Do Nurses at Warren Park Health & Living Ctr Stick Around?

Staff at WARREN PARK HEALTH & LIVING CTR tend to stick around. With a turnover rate of 24%, the facility is 22 percentage points below the Illinois average of 46%. Low turnover is a positive sign. It means caregivers have time to learn each resident's needs, medications, and personal preferences. Consistent staff also notice subtle changes in a resident's condition more quickly.

Was Warren Park Health & Living Ctr Ever Fined?

WARREN PARK HEALTH & LIVING CTR has been fined $37,668 across 1 penalty action. The Illinois average is $33,456. While any fine indicates a compliance issue, fines under $50,000 are relatively common and typically reflect isolated problems that were subsequently corrected. Families should ask what specific issues led to these fines and confirm they've been resolved.

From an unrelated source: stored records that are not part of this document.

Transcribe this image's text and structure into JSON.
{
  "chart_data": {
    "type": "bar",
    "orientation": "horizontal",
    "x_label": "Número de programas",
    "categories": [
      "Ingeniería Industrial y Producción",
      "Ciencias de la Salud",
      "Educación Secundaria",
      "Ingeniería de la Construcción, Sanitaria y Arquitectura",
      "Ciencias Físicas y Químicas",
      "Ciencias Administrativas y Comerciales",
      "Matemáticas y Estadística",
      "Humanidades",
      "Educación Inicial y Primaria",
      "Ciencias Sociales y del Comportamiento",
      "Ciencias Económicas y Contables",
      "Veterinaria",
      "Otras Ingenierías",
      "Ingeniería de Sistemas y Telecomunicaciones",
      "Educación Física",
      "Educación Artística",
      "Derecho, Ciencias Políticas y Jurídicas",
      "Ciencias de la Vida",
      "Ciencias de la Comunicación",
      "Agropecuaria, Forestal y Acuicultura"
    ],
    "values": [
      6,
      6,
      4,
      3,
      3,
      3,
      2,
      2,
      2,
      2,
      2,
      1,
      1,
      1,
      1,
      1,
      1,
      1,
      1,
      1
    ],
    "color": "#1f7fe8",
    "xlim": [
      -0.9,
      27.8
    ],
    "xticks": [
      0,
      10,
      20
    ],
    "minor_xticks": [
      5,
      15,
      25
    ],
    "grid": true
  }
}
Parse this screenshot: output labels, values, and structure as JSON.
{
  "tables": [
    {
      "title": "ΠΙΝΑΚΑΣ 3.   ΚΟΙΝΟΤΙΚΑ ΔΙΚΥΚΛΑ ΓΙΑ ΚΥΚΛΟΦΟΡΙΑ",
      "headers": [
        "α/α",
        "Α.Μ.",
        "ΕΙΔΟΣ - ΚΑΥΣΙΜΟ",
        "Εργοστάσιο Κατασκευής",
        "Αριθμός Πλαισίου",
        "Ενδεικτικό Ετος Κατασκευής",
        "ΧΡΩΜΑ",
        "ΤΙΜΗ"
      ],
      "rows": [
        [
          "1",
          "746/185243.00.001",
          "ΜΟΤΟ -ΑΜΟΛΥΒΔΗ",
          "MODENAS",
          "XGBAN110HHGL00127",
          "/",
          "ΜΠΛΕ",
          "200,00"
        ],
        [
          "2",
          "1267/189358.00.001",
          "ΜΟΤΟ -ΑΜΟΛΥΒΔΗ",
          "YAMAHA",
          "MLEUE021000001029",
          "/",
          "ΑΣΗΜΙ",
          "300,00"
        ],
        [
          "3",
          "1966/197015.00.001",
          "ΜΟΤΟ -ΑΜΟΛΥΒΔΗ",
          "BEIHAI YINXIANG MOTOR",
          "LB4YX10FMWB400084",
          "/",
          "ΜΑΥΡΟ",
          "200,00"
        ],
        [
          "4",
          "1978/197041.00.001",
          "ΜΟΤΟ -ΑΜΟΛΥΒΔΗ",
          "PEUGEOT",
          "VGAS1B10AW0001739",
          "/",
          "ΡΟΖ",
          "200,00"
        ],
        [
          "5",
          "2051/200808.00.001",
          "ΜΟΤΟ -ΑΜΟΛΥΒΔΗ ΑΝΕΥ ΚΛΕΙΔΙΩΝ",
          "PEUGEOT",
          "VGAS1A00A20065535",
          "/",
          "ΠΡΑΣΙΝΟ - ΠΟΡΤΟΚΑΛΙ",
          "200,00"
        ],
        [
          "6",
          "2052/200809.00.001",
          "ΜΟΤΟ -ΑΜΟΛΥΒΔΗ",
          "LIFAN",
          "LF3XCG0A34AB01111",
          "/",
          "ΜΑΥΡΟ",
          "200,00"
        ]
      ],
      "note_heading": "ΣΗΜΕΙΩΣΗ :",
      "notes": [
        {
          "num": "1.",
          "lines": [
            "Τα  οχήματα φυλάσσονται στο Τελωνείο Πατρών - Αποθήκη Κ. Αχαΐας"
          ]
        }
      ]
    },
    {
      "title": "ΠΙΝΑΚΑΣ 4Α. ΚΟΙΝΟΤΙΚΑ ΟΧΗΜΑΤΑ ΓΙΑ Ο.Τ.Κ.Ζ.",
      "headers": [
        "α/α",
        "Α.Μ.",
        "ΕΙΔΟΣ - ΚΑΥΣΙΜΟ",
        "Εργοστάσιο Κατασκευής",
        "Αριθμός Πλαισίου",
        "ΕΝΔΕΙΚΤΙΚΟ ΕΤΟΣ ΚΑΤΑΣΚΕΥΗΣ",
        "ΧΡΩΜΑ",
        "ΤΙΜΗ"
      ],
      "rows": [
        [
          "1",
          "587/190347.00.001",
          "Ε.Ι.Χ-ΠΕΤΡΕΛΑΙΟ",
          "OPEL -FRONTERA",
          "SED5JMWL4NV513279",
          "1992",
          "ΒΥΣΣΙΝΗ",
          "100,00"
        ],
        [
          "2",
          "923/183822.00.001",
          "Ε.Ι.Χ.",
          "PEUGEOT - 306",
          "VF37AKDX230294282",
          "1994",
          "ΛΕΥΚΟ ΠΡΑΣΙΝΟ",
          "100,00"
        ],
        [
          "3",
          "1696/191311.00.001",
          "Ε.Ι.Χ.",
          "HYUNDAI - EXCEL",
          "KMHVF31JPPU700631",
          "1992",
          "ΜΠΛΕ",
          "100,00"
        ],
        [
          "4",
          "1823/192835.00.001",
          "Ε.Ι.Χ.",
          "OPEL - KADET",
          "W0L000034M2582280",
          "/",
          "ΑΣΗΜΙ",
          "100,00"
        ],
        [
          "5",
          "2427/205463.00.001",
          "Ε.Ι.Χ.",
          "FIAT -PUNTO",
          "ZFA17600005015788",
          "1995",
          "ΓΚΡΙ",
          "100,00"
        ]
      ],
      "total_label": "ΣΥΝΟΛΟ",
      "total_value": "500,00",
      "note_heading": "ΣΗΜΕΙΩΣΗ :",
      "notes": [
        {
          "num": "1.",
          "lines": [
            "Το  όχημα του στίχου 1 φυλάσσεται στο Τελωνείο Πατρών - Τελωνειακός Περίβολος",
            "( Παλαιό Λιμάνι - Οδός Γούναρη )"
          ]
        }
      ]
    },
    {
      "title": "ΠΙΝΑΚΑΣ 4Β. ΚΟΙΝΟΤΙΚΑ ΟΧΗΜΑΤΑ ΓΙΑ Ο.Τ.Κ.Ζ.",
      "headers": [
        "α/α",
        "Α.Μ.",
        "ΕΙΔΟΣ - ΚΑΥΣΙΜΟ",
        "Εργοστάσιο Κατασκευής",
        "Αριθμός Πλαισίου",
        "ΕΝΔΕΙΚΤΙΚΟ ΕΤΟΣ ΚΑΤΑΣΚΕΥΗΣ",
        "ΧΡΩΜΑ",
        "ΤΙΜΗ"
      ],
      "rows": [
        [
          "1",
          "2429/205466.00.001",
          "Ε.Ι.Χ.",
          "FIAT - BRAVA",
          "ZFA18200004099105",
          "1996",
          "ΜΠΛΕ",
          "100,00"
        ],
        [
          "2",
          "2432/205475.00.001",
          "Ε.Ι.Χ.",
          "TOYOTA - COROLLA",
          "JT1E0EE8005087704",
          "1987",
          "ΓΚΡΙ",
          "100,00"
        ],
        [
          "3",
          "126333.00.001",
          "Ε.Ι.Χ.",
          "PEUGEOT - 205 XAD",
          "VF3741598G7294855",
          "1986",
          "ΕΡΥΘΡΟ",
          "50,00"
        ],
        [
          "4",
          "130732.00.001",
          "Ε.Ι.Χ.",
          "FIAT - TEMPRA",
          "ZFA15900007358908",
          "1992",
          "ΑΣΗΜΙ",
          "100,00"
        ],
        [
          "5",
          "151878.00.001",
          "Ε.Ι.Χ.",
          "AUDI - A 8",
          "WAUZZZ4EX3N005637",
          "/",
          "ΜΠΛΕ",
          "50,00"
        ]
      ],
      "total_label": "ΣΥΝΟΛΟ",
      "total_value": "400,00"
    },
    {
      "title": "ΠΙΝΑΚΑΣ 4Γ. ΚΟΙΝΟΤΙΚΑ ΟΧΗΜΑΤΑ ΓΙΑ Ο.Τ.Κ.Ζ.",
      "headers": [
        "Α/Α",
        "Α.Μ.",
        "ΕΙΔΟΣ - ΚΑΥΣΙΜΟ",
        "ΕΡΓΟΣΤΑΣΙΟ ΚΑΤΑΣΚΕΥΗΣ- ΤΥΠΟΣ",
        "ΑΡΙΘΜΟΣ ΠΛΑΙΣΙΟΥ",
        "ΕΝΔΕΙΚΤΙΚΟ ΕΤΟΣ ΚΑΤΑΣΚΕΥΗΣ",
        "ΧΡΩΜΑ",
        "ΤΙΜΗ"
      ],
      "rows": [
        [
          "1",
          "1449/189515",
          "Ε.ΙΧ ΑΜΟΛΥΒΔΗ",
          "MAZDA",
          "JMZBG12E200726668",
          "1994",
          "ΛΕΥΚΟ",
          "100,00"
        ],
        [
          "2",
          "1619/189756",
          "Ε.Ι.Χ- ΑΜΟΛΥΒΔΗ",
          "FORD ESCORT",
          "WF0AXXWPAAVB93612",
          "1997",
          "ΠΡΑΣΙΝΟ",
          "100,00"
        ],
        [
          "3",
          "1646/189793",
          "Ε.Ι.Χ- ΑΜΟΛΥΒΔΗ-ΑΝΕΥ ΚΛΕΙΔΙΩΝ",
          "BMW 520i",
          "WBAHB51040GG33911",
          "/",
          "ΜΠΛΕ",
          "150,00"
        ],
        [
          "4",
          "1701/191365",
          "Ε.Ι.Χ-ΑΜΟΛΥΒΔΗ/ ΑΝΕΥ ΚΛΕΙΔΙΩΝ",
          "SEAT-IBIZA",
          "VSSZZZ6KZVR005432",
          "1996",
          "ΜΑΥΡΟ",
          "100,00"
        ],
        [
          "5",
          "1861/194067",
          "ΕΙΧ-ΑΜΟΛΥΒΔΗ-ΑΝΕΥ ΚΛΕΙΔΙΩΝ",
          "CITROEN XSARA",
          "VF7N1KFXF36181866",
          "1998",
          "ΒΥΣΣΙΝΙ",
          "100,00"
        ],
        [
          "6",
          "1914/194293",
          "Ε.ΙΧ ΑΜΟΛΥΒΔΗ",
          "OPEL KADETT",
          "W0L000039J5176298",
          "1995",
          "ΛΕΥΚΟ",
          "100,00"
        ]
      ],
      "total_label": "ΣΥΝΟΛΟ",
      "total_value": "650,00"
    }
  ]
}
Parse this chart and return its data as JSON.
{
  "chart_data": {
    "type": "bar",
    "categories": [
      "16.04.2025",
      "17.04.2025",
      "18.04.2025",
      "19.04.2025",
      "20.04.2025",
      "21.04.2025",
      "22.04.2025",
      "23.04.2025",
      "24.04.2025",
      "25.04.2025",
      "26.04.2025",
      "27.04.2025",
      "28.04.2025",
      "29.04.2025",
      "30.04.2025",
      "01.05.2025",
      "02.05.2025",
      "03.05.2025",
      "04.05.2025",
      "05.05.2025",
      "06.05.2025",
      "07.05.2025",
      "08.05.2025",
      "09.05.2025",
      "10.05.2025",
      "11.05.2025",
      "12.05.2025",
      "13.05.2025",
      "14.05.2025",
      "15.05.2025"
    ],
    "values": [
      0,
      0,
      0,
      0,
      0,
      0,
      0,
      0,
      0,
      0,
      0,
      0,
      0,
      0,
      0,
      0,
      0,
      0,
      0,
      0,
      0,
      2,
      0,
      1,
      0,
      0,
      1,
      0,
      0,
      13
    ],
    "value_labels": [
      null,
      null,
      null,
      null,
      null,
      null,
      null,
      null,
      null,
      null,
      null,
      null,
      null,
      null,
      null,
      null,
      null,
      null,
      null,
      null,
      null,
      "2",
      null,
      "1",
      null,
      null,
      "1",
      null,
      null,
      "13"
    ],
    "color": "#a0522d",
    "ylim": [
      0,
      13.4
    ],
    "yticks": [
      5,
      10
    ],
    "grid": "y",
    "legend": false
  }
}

Is Warren Park Health & Living Ctr on Any Federal Watch List?

WARREN PARK HEALTH & LIVING CTR is not on any federal watch list. The most significant is the Special Focus Facility (SFF) program, which identifies the bottom 1% of nursing homes nationally based on persistent, serious quality problems. Not being on this list means the facility has avoided the pattern of deficiencies that triggers enhanced federal oversight. This is a positive indicator, though families should still review the facility's inspection history directly.